Tirapazamine (TPZ) has been tested in clinical trials on radio-chemotherapy due to its potential highly selective toxicity towards hypoxic tumor cells. It was suggested that either the hydroxyl radical or benzotriazinyl radical may form as bioactive radical after the initial reduction of TPZ in solution. In the present work, we studied low-energy electron attachment to TPZ in the gas phase and investigated the decomposition of the formed TPZ anion by mass spectrometry. We observed the formation of the (TPZ-OH) anion accompanied by the dissociation of the hydroxyl radical as by far the most abundant reaction pathway upon attachment of a low-energy electron. Quantum chemical calculations suggest that NH pyramidalization is the key reaction coordinate for the reaction dynamics upon electron attachment. We propose an OH roaming mechanism for other reaction channels observed, in competition with the OH dissociation.

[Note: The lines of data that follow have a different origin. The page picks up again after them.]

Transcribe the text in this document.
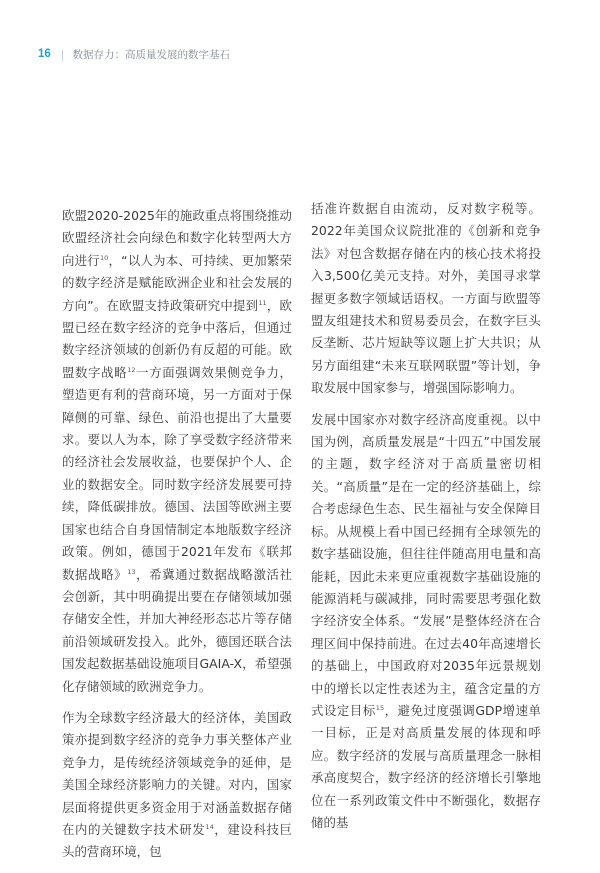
16 | 数据存力：高质量发展的数字基石

欧盟2020-2025年的施政重点将围绕推动欧盟经济社会向绿色和数字化转型两大方向进行$^{10}$，“以人为本、可持续、更加繁荣的数字经济是赋能欧洲企业和社会发展的方向”。在欧盟支持政策研究中提到$^{11}$，欧盟已经在数字经济的竞争中落后，但通过数字经济领域的创新仍有反超的可能。欧盟数字战略$^{12}$一方面强调效果侧竞争力，塑造更有利的营商环境，另一方面对于保障侧的可靠、绿色、前沿也提出了大量要求。要以人为本，除了享受数字经济带来的经济社会发展收益，也要保护个人、企业的数据安全。同时数字经济发展要可持续，降低碳排放。德国、法国等欧洲主要国家也结合自身国情制定本地版数字经济政策。例如，德国于2021年发布《联邦数据战略》$^{13}$，希冀通过数据战略激活社会创新，其中明确提出要在存储领域加强存储安全性，并加大神经形态芯片等存储前沿领域研发投入。此外，德国还联合法国发起数据基础设施项目GAIA-X，希望强化存储领域的欧洲竞争力。

作为全球数字经济最大的经济体，美国政策亦提到数字经济的竞争力事关整体产业竞争力，是传统经济领域竞争的延伸，是美国全球经济影响力的关键。对内，国家层面将提供更多资金用于对涵盖数据存储在内的关键数字技术研发$^{14}$，建设科技巨头的营商环境，包

括准许数据自由流动，反对数字税等。2022年美国众议院批准的《创新和竞争法》对包含数据存储在内的核心技术将投入3,500亿美元支持。对外，美国寻求掌握更多数字领域话语权。一方面与欧盟等盟友组建技术和贸易委员会，在数字巨头反垄断、芯片短缺等议题上扩大共识；从另方面组建“未来互联网联盟”等计划，争取发展中国家参与，增强国际影响力。

发展中国家亦对数字经济高度重视。以中国为例，高质量发展是“十四五”中国发展的主题，数字经济对于高质量密切相关。“高质量”是在一定的经济基础上，综合考虑绿色生态、民生福祉与安全保障目标。从规模上看中国已经拥有全球领先的数字基础设施，但往往伴随高用电量和高能耗，因此未来更应重视数字基础设施的能源消耗与碳减排，同时需要思考强化数字经济安全体系。“发展”是整体经济在合理区间中保持前进。在过去40年高速增长的基础上，中国政府对2035年远景规划中的增长以定性表述为主，蕴含定量的方式设定目标$^{15}$，避免过度强调GDP增速单一目标，正是对高质量发展的体现和呼应。数字经济的发展与高质量理念一脉相承高度契合，数字经济的经济增长引擎地位在一系列政策文件中不断强化，数据存储的基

替拉扎明(TPZ)因其对缺氧肿瘤细胞具有潜在的高度选择性毒性,已在放射化学疗法的临床试验中进行了测试。据推测,TPZ 在溶液中的初始还原后,可能会形成羟基自由基或苯并三嗪基自由基等生物活性自由基。在本工作中,我们研究了气相中低能电子对 TPZ 的附着,并通过质谱研究了形成的 TPZ 阴离子的分解。我们观察到(TPZ-OH)阴离子的形成伴随着羟基自由基的解离,这是附着低能电子时迄今为止最丰富的反应途径。量子化学计算表明,NH 三角化是电子附着后反应动力学的关键反应坐标。我们提出了 OH 漫游机制,用于竞争 OH 解离的其他观察到的反应通道。